Six Shocks of Entrepreneurship
By JAY GOLTZ
There’s nothing like a tough economy – and unemployment – to encourage people to take the plunge and open their own businesses. Some have more business experience than others. Some have more education than others. When I started my company, I went through a series of surprises and shocks and the occasional nightmare. With all of the recent interest in entrepreneurship, I thought I would highlight six warning signs that you are about to be broadsided by one of the classic and inevitable struggles of business ownership. If you hear yourself saying these words, take a step back and think about what you’re doing. My hope is that by being more aware you will be better prepared.
1. “Where’s all the business from our marketing launch?” Marketing can be very expensive, and it is difficult to know what will work. It can propel your company, or it can have minimal or no impact. There will be no shortage of people looking to take your money to help you with your advertising and marketing. The people who sell advertising are usually not marketing experts — they’re salespeople. It is their job to sell. It is your job to be discerning. If you can, test before you invest.
2. “The accountant must be wrong! We must be making money! We’re so busy I can hardly keep up.” You can’t just be a salesperson. You need to do the math. It’s about margins, cost accounting and discounting. It is about the bottom line, not the top line. Plenty of people are very busy right up until the day they run out money. Accounting can be exciting — exciting like finding out you are going broke, or exciting like driving a big profit.
3. “We don’t need customers like that!” Are you sure? Maybe you do. It is easy to take things personally and conclude that you don’t need a customer’s business.

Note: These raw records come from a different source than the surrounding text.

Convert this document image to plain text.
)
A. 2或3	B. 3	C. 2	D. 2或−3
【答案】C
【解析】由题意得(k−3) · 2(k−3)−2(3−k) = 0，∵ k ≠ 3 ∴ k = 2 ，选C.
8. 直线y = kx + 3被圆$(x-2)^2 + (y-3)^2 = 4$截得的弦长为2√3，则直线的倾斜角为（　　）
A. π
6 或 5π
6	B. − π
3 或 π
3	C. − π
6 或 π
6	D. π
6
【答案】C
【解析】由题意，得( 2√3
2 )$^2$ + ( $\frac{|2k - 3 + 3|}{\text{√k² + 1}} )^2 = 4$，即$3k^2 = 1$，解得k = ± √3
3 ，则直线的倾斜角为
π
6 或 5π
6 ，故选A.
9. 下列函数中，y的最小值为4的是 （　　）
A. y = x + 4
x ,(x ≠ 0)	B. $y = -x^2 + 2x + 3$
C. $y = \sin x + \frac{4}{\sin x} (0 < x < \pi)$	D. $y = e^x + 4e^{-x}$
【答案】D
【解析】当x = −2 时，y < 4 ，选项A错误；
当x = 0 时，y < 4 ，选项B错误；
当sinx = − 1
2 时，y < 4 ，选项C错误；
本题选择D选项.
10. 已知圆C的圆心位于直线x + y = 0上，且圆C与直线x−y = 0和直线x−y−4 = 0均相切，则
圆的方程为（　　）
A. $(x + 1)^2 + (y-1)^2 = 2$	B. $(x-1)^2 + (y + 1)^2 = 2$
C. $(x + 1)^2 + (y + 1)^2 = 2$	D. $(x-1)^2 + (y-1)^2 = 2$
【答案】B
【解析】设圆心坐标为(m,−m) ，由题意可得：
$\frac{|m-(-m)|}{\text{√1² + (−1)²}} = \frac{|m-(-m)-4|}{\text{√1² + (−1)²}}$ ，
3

It is also easy to lose potential business worth millions of dollars from customers who may be demanding, wrong or just in a bad mood. There are only so many customers out there. I don’t want to lose their business or their friends’ business. It is not about ego, it is about money.
4. “Where’s all the money?” Cash flow is not the same thing as profitability. Cash gets stuck in places — inventory, receivables, fixed assets, debt repayment. Hence the lack of flow. You need to get a handle on your cash flow as well as your profitability. Companies go broke because they run out of cash. Cash is king. Cash flow is a dictator. It will dictate your success.
5. “He did WHAT?” Management is about setting standards, training, empowerment, motivation and holding people responsible. Not everyone is going to figure things out for themselves. Forget the phrase “common sense.” It may be common to you, but you are going to have to tell some employees once, twice, maybe three times. You eventually are going to have to decide whether it is you or them. Were they trained properly? Are you not clear? Are you not consistent? Do they not care? Are they unable? It’s not always an easy answer.
6. “Why is the new salesperson in the bathroom crying?” Twenty minutes earlier I had asked one of my veteran salespeople how the new salesperson was doing. She said she wasn’t catching on too fast. I said I was afraid of that. As soon as I walked away, my veteran told the newbie, “Jay doesn’t think you are catching on fast enough.” When you are the boss, you can no longer assume that any conversation have will remain private. Anything you say can and will be used against you.
Here’s the good news: Once you figure it out, business should get easier. Making mistakes is unavoidable. The key is to learn from them (or from mine) — and not repeat them. This might seem obvious, but I have to tell you, I have watched people do the same things over and over again with disappointing results. While I get tremendous satisfaction from good decisions and happy customers, there isn’t a day that goes by that I don’t look around and try to figure out what I could be doing better.
Jay Goltz owns five small businesses in Chicago.